• 6 eggs
  • 1 cup natural yogurt
  • 1 cup feta cheese, or more to taste
  • 1 tbsp oil
  • 1/2 tsp baking soda
  • 1/3 cup carbonated (or flat) water
  • 1 pkg phyllo dough sheets
  • butter
  • 1/2 tsp caraway seeds, optional

Bulgarians have banitsa often and at any occasion. Traditionally made by housewives with homemade sheets of dough, spread out manually banitsa is rolled up into a spiral with an egg and feta cheese filling. It was one of the recipes that were transmitted through the generations in every household, as well as the pulling with the fingers technique to prepare the dough. Every family had its distinctive tasting banitsa, competing in taste and texture.

Nowadays, the use of commercially prepared paper-thin sheets of phyllo dough has replaced the ancient pulling technique and banitsa recipes have evolved.
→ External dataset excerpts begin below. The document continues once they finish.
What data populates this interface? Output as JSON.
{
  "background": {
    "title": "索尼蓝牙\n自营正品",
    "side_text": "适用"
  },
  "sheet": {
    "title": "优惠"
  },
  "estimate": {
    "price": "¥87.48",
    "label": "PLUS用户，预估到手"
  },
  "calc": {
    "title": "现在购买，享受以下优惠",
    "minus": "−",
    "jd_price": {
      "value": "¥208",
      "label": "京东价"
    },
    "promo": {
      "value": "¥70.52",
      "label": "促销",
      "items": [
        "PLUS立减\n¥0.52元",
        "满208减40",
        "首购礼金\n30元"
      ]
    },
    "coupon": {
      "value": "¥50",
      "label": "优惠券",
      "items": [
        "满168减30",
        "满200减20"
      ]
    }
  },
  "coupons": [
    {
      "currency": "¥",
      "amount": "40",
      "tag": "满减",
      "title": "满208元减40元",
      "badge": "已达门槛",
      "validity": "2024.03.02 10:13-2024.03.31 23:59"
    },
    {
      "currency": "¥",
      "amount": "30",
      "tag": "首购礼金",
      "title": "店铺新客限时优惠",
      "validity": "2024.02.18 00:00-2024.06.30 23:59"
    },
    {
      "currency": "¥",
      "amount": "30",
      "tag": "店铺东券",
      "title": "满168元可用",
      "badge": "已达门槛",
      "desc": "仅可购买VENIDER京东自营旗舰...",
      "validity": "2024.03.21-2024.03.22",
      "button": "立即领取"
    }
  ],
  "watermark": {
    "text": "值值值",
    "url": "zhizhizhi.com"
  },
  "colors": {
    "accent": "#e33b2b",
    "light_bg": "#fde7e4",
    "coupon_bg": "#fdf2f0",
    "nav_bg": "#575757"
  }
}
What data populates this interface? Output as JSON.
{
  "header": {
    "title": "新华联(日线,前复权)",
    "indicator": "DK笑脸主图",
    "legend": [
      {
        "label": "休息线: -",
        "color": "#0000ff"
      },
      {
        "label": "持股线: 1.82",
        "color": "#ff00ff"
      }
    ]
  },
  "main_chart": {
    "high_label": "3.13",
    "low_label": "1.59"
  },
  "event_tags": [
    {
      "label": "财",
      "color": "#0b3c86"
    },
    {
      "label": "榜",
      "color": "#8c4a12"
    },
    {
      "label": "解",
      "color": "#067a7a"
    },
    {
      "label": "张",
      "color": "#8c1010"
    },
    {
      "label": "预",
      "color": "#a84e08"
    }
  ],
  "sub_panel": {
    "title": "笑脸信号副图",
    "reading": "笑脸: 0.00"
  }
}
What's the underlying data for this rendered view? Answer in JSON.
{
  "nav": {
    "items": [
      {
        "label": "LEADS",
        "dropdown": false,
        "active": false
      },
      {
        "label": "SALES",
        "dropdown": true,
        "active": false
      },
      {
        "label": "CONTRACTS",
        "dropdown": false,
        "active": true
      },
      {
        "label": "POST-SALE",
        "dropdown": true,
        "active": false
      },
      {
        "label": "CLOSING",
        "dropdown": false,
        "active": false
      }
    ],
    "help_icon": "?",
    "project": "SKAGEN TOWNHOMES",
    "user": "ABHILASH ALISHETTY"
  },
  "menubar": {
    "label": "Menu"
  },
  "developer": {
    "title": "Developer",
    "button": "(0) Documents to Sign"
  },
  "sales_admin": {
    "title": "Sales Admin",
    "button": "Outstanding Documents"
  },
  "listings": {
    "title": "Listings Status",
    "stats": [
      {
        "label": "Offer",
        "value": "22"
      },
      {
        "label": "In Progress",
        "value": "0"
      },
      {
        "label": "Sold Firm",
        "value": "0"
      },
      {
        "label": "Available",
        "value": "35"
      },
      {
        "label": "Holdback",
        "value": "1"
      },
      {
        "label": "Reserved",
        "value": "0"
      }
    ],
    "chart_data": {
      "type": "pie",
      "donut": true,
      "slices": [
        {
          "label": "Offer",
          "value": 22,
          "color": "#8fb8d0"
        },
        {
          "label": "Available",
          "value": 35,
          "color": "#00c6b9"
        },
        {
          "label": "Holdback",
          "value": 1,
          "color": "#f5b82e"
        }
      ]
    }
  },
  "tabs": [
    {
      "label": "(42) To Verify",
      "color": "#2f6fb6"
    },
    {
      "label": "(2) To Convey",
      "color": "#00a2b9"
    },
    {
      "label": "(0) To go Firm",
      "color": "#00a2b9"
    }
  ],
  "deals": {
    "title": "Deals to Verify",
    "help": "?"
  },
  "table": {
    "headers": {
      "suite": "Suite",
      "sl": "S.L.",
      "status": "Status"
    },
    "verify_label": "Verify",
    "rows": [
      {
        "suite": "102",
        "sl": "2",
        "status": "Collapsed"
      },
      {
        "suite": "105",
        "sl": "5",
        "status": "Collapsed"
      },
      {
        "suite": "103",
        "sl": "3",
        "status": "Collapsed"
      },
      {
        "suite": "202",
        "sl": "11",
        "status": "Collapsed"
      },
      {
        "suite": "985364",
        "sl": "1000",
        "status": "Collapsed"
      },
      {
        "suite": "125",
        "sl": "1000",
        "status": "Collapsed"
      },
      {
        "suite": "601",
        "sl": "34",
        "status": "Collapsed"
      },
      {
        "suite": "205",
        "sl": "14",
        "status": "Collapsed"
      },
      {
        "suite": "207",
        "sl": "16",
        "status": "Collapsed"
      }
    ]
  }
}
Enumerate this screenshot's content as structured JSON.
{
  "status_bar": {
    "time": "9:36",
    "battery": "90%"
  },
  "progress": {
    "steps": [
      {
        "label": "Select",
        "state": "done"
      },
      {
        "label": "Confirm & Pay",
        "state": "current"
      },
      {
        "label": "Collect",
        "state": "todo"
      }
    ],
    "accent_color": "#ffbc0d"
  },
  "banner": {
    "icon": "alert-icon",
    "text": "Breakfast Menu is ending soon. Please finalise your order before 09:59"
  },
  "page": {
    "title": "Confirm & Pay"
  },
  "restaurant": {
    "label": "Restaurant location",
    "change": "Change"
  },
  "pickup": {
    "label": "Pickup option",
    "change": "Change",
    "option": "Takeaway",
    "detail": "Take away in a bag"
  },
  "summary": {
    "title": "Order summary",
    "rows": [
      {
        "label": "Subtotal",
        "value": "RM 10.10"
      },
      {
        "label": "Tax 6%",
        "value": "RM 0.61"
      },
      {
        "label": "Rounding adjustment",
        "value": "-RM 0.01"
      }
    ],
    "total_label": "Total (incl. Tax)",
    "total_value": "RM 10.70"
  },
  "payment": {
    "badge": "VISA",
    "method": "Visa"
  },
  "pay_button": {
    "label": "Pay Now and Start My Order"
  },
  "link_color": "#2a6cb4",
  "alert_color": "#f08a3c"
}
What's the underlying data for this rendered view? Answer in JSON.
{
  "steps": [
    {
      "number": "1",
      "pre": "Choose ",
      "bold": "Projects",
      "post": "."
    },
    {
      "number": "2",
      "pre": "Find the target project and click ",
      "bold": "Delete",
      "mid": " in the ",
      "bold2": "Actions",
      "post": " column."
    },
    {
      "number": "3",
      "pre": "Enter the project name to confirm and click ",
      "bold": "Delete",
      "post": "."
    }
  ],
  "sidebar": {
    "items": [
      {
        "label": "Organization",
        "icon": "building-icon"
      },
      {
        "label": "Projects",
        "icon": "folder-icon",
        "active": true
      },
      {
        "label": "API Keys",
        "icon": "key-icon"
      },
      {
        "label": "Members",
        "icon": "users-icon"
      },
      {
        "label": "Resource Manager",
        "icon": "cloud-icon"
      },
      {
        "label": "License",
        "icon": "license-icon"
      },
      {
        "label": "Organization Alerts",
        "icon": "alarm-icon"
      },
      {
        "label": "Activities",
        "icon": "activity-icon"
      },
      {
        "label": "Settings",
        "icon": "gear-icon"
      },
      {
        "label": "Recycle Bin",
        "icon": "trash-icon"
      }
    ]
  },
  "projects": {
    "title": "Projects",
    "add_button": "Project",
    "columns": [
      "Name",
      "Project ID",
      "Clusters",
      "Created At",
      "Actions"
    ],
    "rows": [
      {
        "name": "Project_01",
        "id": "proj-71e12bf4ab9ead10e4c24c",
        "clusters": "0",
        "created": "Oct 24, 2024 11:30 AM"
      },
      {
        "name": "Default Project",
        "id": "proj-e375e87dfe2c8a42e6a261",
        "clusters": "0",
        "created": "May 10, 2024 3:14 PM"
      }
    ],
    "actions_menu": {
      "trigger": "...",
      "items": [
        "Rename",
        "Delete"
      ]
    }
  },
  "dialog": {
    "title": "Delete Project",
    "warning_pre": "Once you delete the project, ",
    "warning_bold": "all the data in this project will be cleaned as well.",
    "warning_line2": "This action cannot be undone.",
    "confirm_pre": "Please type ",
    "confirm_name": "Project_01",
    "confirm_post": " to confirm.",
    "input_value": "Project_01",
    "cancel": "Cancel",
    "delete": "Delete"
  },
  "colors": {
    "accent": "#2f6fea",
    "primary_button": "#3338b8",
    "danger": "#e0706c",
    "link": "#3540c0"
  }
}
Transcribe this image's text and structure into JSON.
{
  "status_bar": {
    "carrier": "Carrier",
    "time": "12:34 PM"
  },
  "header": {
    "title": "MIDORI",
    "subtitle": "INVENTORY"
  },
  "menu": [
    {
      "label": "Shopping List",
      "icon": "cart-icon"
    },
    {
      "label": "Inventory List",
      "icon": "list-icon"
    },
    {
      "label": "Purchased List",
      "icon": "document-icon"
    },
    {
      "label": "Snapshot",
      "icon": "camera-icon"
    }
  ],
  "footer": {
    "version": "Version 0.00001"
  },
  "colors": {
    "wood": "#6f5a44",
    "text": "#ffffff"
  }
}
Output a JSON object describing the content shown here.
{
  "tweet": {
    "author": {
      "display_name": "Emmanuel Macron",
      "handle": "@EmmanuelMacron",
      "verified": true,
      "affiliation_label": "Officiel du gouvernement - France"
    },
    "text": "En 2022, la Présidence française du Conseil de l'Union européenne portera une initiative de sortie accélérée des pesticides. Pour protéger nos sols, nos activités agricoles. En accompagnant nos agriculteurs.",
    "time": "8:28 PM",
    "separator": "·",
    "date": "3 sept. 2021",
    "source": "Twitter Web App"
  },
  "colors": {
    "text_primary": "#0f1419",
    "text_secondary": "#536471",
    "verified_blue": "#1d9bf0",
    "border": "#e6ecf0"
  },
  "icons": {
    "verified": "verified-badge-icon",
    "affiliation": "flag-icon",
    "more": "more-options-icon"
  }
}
First of all, new banitsa is layered, much easier than rolling tight rolls together into a big spiral. Second, ingredients have evolved too: to the egg and feta mixture one can add spinach, or leeks, or other vegetables to taste, and mixture itself can be distributed in different manners on the dough. It is professional chefs now that are competing for the most original tasting banitsa, innovating more and more every time.

Here is a basic recipe very close to the original, with readily available ingredients.


  1. In a medium size bowl beat the eggs. Add the natural yogurt and whisk until it is well blended together with the eggs.
  2. Take a block of Bulgarian feta cheese equivalent to the size of 1 cup, or bigger if you prefer. Crumble the cheese with a fork and mix it into the egg mixture. As a reminder, don’t add salt to the recipe as the feta cheese is naturally quite salty.
  3. Then add in the oil, a bit of baking soda and the carbonated water. If you don’t have a bottle of carbonated water, simply use tap water instead. The results would be equally good, only that carbonated water makes your banitsa come out of the oven even more fluffy and inflated.
  4. Stir well and let the mixture stand while preparing your baking dish. In a matter of minutes, it will seem to puff up.
  5. Unroll the phyllo dough sheets on the counter next to you.
  6. Take a rectangular baking dish and apply butter to its sides and bottom, so that the banitsa won’t stick.
  7. Now you can start layering the banitsa. Fold one sheet of phyllo dough in two and place it on the bottom of the baking dish. Repeat with a second sheet.
  8. With a spoon, pour a small quantity of egg mixture on the phyllo and spread it well with the back of the spoon to cover the whole sheet. The quantity of egg mixture is crucial: you don’t want the phyllo to stay dry, but you don’t want either to add too much liquid so that it can’t get cooked well and remains mushy.
  9. The next layers are all done with only 1 sheet of phyllo dough at a time. So keep layering in the baking dish 1 sheet of phyllo dough folded in two, some egg mixture spread out all over it, 1 more sheet of phyllo dough folded in two, some more egg mixture. Make sure to moisten the corners of the phyllo as well with the back of your spoon, so they don’t remain dry and flaky when cooked.
  10. Keep layering 1 phyllo dough sheet and egg mixture until you have only one last phyllo sheet left on the counter. By then, you must have about a tablespoon or two of egg mixture left as well without any feta chunks in it. Place this last sheet of dough on top in the baking dish. With a brush or the back of a spoon spread the little left of the eggs, making sure to moisten all over that top layer, including all corners.
  11. Cut a few thin slices of butter and place them randomly over the top and sprinkle with some caraway seeds for an added aroma.
  12. Preheat the oven at at 200°C (400°F) and place the banitsa on the middle rack. Bake for about 30 minutes, until the banitsa will rise as if to explode. The top crust should be brown but not burnt and the bottom, which you can see if using a glass dish, should be turning brown as well.
  13. Take the banitsa out of the oven and let it cool. Unfortunately this will make it deflate down to the normal size of the baking dish, but it will remain crispy on the outside and fluffy on the inside. Slice into squares or triangles and serve warm.

Banitsa can be served in various ways. It can be enjoyed warm or cold. Try using it as small bites for an appetizer. Like a typical Bulgarian who would buy it from a kiosk on the street, try it as a snack on the go or as a light lunch, or as a healthy breakfast. Accompanied by a refreshing salad or a warm bowl of soup it can turn into a delicious main dish for the supper meal, a great replacement for a quiche. Or simply try it accompanied by nothing else but a side of plain yogurt, a glass of refreshing ayran or a glass of, another Bulgarian favorite, boza.